東京都の小学教員採用倍率が1、1倍になったことが報道されているが、これは2、3倍だった21年度に2600人の採用だったのが今年は4926人に倍増したためである。
これは都知事の判断か。教師がどんどん辞めるので、とりあえず希望者はできるだけ多く採用してしまおうという考えだと思われる。
教師の仕事に適性があるかないかは採用してみないとわからない。成績は測れても性格は測れない。だから多く採用して生き残れる者を使おうという考えであると思われる。しかし、現行のシステムの中で生き残れる者が、果たして教育に適性がある者であるのかどうかは怪しい。教科別で抜群に倍率が高いのは体育科である。
「定員割れ目前」とメディアは書く。また、「残業代の出ない長時間労働」とも書く。
しかしそれでは、子どもたちの側でも、いじめ、不登校、自殺者数が増えることの説明になっていない。このことと、辞める教師が多いことと教員志望者数が伸びないことを同時に語る「視点」は、あたかも「コード」があるかの如く、あえて捨象されることになっているようだ。

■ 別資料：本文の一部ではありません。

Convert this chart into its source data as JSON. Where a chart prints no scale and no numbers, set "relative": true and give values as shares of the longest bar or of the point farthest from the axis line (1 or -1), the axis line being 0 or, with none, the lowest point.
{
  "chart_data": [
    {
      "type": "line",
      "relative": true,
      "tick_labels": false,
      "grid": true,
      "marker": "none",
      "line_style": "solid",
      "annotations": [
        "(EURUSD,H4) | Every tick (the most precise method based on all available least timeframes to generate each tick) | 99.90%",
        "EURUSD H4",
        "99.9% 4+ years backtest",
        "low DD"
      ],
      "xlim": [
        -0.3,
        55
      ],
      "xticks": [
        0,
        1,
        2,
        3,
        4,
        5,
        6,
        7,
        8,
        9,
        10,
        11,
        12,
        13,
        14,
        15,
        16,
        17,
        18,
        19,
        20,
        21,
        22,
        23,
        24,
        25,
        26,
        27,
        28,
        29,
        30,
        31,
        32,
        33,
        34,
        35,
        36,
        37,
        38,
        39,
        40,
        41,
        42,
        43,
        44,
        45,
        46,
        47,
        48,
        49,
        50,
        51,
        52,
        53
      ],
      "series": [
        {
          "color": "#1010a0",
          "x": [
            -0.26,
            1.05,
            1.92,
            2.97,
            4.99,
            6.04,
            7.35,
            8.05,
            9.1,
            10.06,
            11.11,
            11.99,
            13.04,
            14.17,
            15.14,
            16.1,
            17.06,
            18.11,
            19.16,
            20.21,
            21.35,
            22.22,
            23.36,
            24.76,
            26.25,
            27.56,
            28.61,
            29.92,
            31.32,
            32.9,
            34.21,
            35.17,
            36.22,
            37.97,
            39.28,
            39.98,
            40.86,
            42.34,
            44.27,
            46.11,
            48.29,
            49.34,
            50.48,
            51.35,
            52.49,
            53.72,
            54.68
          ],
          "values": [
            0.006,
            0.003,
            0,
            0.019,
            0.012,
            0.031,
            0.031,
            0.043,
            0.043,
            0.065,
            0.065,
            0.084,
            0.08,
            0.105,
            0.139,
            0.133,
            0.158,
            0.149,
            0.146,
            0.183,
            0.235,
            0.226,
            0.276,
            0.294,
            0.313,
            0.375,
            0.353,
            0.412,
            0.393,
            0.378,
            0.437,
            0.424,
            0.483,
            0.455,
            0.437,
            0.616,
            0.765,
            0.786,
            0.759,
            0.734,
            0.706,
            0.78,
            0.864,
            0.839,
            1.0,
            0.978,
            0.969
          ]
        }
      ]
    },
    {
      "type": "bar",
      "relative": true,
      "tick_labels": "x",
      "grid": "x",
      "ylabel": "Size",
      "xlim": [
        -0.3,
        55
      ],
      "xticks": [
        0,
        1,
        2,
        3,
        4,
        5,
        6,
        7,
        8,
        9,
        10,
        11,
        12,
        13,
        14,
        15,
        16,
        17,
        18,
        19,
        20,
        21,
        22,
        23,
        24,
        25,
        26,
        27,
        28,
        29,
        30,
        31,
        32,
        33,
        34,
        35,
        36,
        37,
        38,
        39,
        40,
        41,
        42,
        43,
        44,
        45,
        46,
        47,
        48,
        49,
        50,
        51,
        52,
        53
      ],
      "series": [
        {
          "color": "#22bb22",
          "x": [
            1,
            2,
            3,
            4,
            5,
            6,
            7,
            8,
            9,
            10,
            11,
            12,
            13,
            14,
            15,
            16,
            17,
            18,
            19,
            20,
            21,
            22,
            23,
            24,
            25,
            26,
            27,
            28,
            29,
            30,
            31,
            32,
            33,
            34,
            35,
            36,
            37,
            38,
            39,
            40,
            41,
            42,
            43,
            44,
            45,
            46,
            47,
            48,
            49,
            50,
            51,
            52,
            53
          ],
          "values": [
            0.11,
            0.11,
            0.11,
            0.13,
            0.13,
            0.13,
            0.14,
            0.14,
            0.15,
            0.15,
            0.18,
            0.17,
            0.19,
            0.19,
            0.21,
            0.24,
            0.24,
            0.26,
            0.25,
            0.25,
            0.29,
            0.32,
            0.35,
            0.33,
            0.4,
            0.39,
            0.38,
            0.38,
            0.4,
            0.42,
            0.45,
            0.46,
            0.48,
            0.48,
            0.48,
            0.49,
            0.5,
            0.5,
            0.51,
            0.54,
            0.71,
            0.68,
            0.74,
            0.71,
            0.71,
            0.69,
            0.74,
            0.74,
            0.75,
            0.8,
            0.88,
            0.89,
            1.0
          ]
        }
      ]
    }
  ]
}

政府ならびに教育委員会には、システムを変えるという発想はない。
それは、自分たちのことを考えて、「不可能」なこと、考えるべきことではないことだと判断される。
というより、そうしたことを考える力がない。
「ヴィジョン」を想い描く力がない。
しかし、このままできるだけ「無事」でいるにはどうしたら良いか。
それは相手に気が付かせないこと。
つまり、できるだけ多くを「無知」のままにとどめること。
ここに政治とメディアの共有点がある。
「育てるのは東京の未来だ」―東京都の教員採用ポータルサイトにはそうある。
「働き方改革、進行中」ともある。
東京の未来を支えるのは無知の日本人労働者。
その通りかもしれない。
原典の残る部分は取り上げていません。